Palavras-chave: Novo Ensino Médio; Vigotski; Desenvolvimento Conceitual.

 

Abstract

In the face of the skills and bodies of knowledge that can be applied to the first-year High School classes, as described in the National Common Curricular Base (BNCC) and the Curriculum Reference of Mato Grosso do Sul - High School Stage (CRMSEM), this study aims to propose a didactic sequence (SD) based on a Historical-Cultural perspective of Human Development for the socially mediated development of knowledge related to Botany. The proposed SD consists of three stages: I- Identification of knowledge already appropriated by students; II- Systematization of scientific knowledge; and III- Identification of conceptual development. It is emphasized that, based on the theoretical framework that supports it, the SD can bring significant contributions to the teaching and learning process of content related to Botany, such as Systematics, Morphology, Physiology, Ecology, and Plant Anatomy, while the proposed activities seek to value the knowledge appropriated by students and articulate it with scientific knowledge using representations, signs, and culture in conceptual development, as well as aiming to work on the skills and bodies of knowledge specified by the BNCC and CRMSEM. We emphasize that the proposed approach can be adapted to fit different educational contexts and levels, including elementary education.
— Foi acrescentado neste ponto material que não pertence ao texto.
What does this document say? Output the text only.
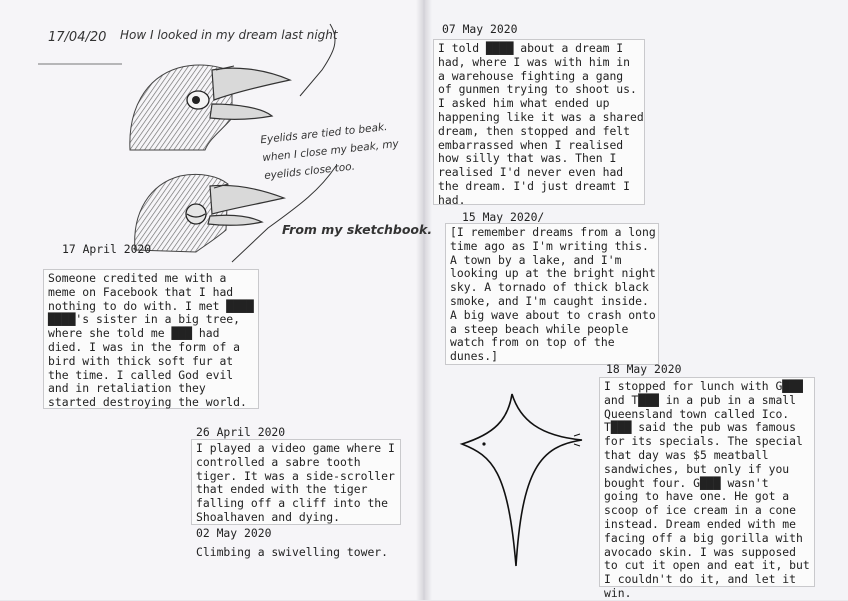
17/04/20 How I looked in my dream last night
Eyelids are tied to beak.
when I close my beak, my
eyelids close too.
From my sketchbook.
17 April 2020
Someone credited me with a
meme on Facebook that I had
nothing to do with. I met ████
████'s sister in a big tree,
where she told me ███ had
died. I was in the form of a
bird with thick soft fur at
the time. I called God evil
and in retaliation they
started destroying the world.
26 April 2020
I played a video game where I
controlled a sabre tooth
tiger. It was a side-scroller
that ended with the tiger
falling off a cliff into the
Shoalhaven and dying.
02 May 2020
Climbing a swivelling tower.
07 May 2020
I told ████ about a dream I
had, where I was with him in
a warehouse fighting a gang
of gunmen trying to shoot us.
I asked him what ended up
happening like it was a shared
dream, then stopped and felt
embarrassed when I realised
how silly that was. Then I
realised I'd never even had
the dream. I'd just dreamt I
had.
15 May 2020/
[I remember dreams from a long
time ago as I'm writing this.
A town by a lake, and I'm
looking up at the bright night
sky. A tornado of thick black
smoke, and I'm caught inside.
A big wave about to crash onto
a steep beach while people
watch from on top of the
dunes.]
18 May 2020
I stopped for lunch with G███
and T███ in a pub in a small
Queensland town called Ico.
T███ said the pub was famous
for its specials. The special
that day was $5 meatball
sandwiches, but only if you
bought four. G███ wasn't
going to have one. He got a
scoop of ice cream in a cone
instead. Dream ended with me
facing off a big gorilla with
avocado skin. I was supposed
to cut it open and eat it, but
I couldn't do it, and let it
win.
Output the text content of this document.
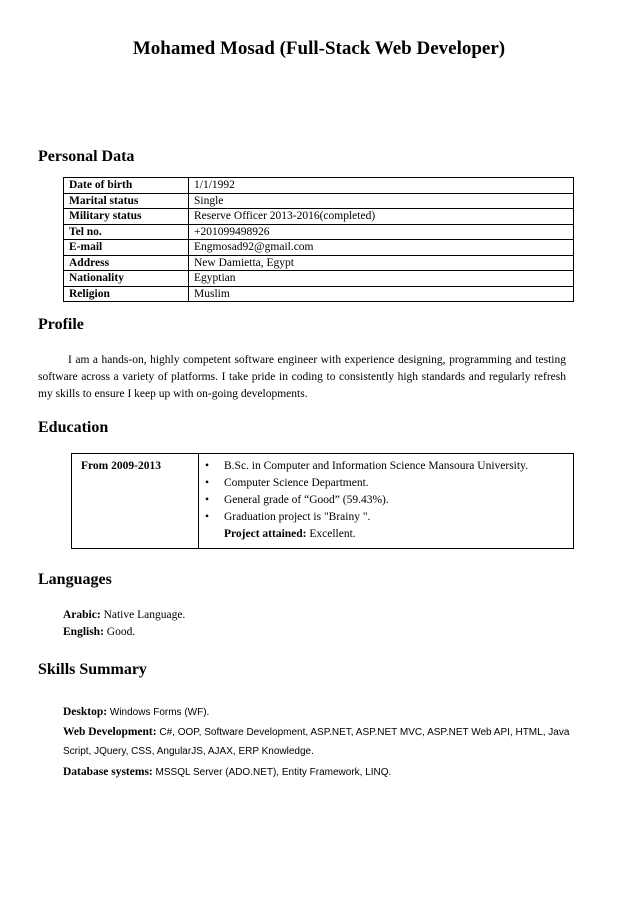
Mohamed Mosad (Full-Stack Web Developer)
Personal Data
Date of birth	1/1/1992
Marital status	Single
Military status	Reserve Officer 2013-2016(completed)
Tel no.	+201099498926
E-mail	Engmosad92@gmail.com
Address	New Damietta, Egypt
Nationality	Egyptian
Religion	Muslim
Profile
I am a hands-on, highly competent software engineer with experience designing, programming and testing software across a variety of platforms. I take pride in coding to consistently high standards and regularly refresh my skills to ensure I keep up with on-going developments.
Education
From 2009-2013	• B.Sc. in Computer and Information Science Mansoura University.
• Computer Science Department.
• General grade of “Good” (59.43%).
• Graduation project is "Brainy ".
Project attained: Excellent.
Languages
Arabic: Native Language.
English: Good.
Skills Summary
Desktop: Windows Forms (WF).
Web Development: C#, OOP, Software Development, ASP.NET, ASP.NET MVC, ASP.NET Web API, HTML, Java Script, JQuery, CSS, AngularJS, AJAX, ERP Knowledge.
Database systems: MSSQL Server (ADO.NET), Entity Framework, LINQ.
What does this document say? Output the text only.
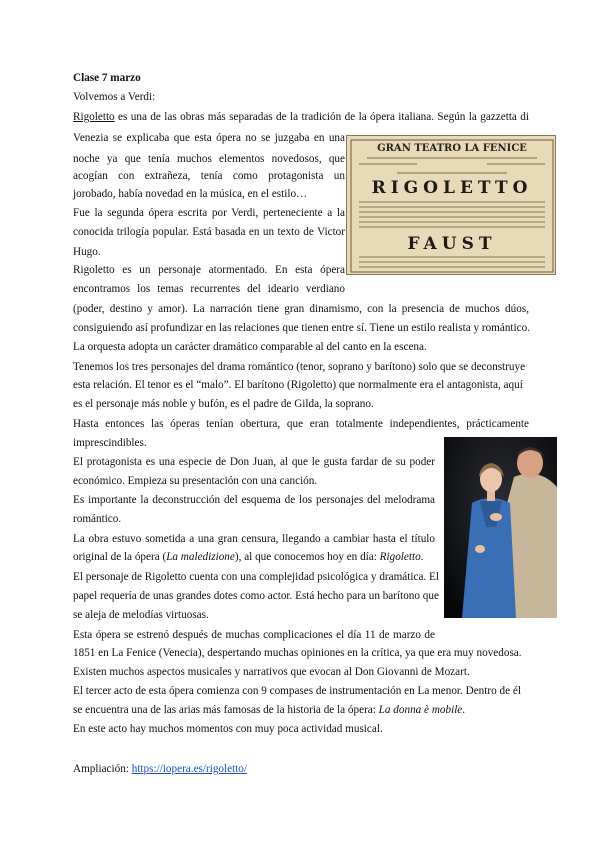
Clase 7 marzo
Volvemos a Verdi:
Rigoletto es una de las obras más separadas de la tradición de la ópera italiana. Según la gazzetta di
Venezia se explicaba que esta ópera no se juzgaba en una
noche ya que tenía muchos elementos novedosos, que
acogían con extrañeza, tenía como protagonista un
jorobado, había novedad en la música, en el estilo…
Fue la segunda ópera escrita por Verdi, perteneciente a la
conocida trilogía popular. Está basada en un texto de Victor
Hugo.
Rigoletto es un personaje atormentado. En esta ópera
encontramos los temas recurrentes del ideario verdiano
(poder, destino y amor). La narración tiene gran dinamismo, con la presencia de muchos dúos,
consiguiendo así profundizar en las relaciones que tienen entre sí. Tiene un estilo realista y romántico.
La orquesta adopta un carácter dramático comparable al del canto en la escena.
Tenemos los tres personajes del drama romántico (tenor, soprano y barítono) solo que se deconstruye
esta relación. El tenor es el “malo”. El barítono (Rigoletto) que normalmente era el antagonista, aquí
es el personaje más noble y bufón, es el padre de Gilda, la soprano.
Hasta entonces las óperas tenían obertura, que eran totalmente independientes, prácticamente
imprescindibles.
El protagonista es una especie de Don Juan, al que le gusta fardar de su poder
económico. Empieza su presentación con una canción.
Es importante la deconstrucción del esquema de los personajes del melodrama
romántico.
La obra estuvo sometida a una gran censura, llegando a cambiar hasta el título
original de la ópera (La maledizione), al que conocemos hoy en día: Rigoletto.
El personaje de Rigoletto cuenta con una complejidad psicológica y dramática. El
papel requería de unas grandes dotes como actor. Está hecho para un barítono que
se aleja de melodías virtuosas.
Esta ópera se estrenó después de muchas complicaciones el día 11 de marzo de
1851 en La Fenice (Venecia), despertando muchas opiniones en la crítica, ya que era muy novedosa.
Existen muchos aspectos musicales y narrativos que evocan al Don Giovanni de Mozart.
El tercer acto de esta ópera comienza con 9 compases de instrumentación en La menor. Dentro de él
se encuentra una de las arias más famosas de la historia de la ópera: La donna è mobile.
En este acto hay muchos momentos con muy poca actividad musical.
Ampliación: https://iopera.es/rigoletto/
GRAN TEATRO LA FENICE
RIGOLETTO
FAUST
Keywords: New High School; Vygotsky; Conceptual Development.

 

Resumen

Frente a las habilidades y objetos de conocimiento que pueden aplicarse a las clases del primer año de Educación Secundaria, según se describe en la Base Nacional Común Curricular (BNCC) y en el Currículo de Referencia de Mato Grosso do Sul - Etapa de Educación Secundaria (CRMSEM), este estudio tiene como objetivo proponer una secuencia didáctica (SD) fundamentada en una perspectiva Histórico-Cultural del Desarrollo Humano para el desarrollo socialmente mediado de conocimientos relacionados con la Botánica. La SD propuesta consta de tres etapas: I- Identificación de los conocimientos ya apropiados por los alumnos; II- Sistematización del conocimiento científico; y III- Identificación del desarrollo conceptual. Se destaca que, según el marco teórico que la respalda, la SD puede aportar contribuciones significativas al proceso de enseñanza y aprendizaje de contenidos relacionados con la Botánica, como Sistemática, Morfología, Fisiología, Ecología y Anatomía Vegetal, mientras que las actividades propuestas buscan valorar los conocimientos apropiados por los alumnos y articularlos con los conocimientos científicos mediante representaciones, signos y la cultura en el desarrollo conceptual, así como buscar trabajar las habilidades y objetos de conocimiento especificados por la BNCC y CRMSEM. Se resalta que la propuesta en cuestión puede adaptarse para ajustarse a diferentes contextos educativos y niveles de enseñanza, incluido el nivel de educación primaria.

 

Palabras-clave: Nueva Educación Secundária; Vygotski; Desarrollo Conceptual.

 

 

INTRODUÇÃO

Nesse trabalho, propomos uma Sequência Didática (SD) fundamentada em uma perspectiva Histórico Cultural do Desenvolvimento Humano, com base na teoria de Vigotski (2009), para o desenvolvimento socialmente mediado de conhecimentos relacionados à Botânica, considerando habilidades e objetos de conhecimentos descritos na Base Nacional Comum Curricular (BNCC) e o Currículo de Referência de Mato Grosso do Sul- Etapa Ensino Médio (CRMSEM). 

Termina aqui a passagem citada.